The Woman Who Read Too Much: A Novel

  • By Bahiyyih Nakhjavani
  • Redwood Press
  • 336 pp.
  • Reviewed by Davar Ardalan
  • May 22, 2015

Set in the 19th-century world of monarchs, this book chronicles the haunting, rebellious lives of Qajar women.

The Woman Who Read Too Much: A Novel

Because my immediate Kurdish lineage can be traced back to my great-great-grandfather Reza Qoli Khan, the governor general of Kurdistan who married a Qajar princess, I have always been fascinated with the lives of women in these courts. And Bahiyyih Nakhjavani’s The Woman Who Read Too Much doesn’t disappoint. Her visual storytelling is so enticing that it allows your imagination to shape, plot, and cast the narrative like episodes from a modern-day "House of Cards."

Set primarily in 19th-century Iran, the book chronicles political intrigue from the vantage point of the women who lived them. Nakhjavani paints the Shahs and monarchs as mostly weak and indecisive and the woman, especially Queen mother, as the dominant force who governs the finances, poisons political rivals, and controls the concubines.

In Nakhjavani’s Iran, women effectively rule the country.
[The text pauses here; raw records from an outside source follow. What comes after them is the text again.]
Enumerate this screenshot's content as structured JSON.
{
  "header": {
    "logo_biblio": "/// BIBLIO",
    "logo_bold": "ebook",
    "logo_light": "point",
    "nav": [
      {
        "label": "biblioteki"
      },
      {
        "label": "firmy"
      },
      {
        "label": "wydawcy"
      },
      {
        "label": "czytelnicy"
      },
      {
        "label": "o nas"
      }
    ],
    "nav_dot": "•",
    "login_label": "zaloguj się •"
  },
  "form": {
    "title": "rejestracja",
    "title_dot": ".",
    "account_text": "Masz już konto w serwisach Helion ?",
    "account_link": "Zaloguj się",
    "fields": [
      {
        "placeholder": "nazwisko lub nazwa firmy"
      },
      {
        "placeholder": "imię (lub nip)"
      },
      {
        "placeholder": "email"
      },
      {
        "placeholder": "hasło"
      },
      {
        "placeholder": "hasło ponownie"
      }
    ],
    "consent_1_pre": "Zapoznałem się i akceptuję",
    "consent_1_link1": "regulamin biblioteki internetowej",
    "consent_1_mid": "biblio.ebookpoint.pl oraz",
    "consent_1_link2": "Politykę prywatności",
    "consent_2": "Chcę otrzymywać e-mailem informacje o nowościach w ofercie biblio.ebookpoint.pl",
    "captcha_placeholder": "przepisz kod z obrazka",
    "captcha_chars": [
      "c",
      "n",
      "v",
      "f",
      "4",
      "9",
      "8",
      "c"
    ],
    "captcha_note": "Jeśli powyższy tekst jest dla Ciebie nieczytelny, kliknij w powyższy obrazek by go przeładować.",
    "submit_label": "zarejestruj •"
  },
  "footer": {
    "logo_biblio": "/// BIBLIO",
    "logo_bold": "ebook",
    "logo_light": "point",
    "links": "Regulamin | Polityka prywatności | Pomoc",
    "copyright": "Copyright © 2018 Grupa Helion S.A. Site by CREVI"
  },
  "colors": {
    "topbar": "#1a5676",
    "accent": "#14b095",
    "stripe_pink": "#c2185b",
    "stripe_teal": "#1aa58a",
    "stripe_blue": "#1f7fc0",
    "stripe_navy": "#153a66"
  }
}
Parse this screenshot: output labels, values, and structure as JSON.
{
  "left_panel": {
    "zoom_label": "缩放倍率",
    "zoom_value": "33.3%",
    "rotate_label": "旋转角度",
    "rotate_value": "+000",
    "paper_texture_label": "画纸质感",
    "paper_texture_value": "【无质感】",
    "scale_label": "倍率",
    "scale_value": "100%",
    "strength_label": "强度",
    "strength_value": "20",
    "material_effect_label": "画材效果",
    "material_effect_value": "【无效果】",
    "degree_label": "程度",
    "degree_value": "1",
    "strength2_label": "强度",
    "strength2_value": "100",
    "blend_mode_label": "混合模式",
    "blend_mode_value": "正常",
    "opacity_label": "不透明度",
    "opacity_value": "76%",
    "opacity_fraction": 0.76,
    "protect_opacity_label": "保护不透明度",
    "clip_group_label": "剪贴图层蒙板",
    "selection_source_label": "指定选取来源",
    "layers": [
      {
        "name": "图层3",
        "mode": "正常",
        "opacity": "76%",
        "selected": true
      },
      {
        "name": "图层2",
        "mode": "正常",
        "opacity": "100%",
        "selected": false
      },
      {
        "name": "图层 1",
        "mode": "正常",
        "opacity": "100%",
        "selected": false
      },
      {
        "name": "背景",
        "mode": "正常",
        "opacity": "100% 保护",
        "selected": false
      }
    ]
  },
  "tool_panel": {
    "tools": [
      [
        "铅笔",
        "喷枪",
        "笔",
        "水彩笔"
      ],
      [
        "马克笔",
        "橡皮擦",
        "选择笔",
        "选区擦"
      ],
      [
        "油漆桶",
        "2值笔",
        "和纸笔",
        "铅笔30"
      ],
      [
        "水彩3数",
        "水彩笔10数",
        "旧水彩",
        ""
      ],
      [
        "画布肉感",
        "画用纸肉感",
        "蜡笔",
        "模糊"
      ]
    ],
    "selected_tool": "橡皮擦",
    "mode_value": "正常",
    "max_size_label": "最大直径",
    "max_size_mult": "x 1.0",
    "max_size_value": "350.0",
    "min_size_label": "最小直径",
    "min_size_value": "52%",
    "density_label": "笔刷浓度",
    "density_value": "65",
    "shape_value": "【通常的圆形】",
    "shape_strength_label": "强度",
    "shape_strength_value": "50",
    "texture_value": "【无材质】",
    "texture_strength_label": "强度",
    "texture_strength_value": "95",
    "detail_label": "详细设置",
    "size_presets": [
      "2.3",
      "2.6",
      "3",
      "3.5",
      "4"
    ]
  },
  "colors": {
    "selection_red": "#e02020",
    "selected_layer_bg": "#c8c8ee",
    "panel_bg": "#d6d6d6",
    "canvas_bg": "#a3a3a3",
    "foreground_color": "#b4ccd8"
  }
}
They know when to be gentle, when to be cruel, and when to be strong-willed for the sake of preserving power. “Do you want to sit on the throne of your forefathers,” Queen Mother asks the Shah, “or ride like an imbecile on the backs of foreigners who ridicule the royal harem?”

The book is based on the life of renowned poet Tahirih Qurratu’l-Ayn, a 19th-century feminist who was killed for challenging the status quo. Thought of by some as the ultimate heretic, she is the voice of reason and justice in this prose. Nakhjavani’s poetess of Qazvin adds a much-needed dose of realism and skepticism to the court. She is the conscience of the nation ever testing the truths of power and politics.

So very little is known about the actual lives Qajar women lead. The Woman Who Read Too Much offers a fitting stage to their drama and remarkable detail about their daily lives and challenges.

In my own family, my great-great-grandmother Tuba Khanom — who was the sister of Mohammad Shah Qajar — also contained a rebellious spirit. Rather than assisting her father, the king of Iran, with conforming the Kurds of Iran, she fell in love with the courage and patriotism of the Kurds.  

Each line of Nakhjavani’s novel reminded me of the lore of Tuba Khanom in my family, and now I want to know more. But no matter your family history, The Woman Who Read Too Much reminds us all that whether Tudor, Qajar, or Clinton, behind every throne is a queen mother, wife, and sister who runs the show.

Davar Ardalan is a senior producer at NPR News and author of My Name is Iran and The Persian Square.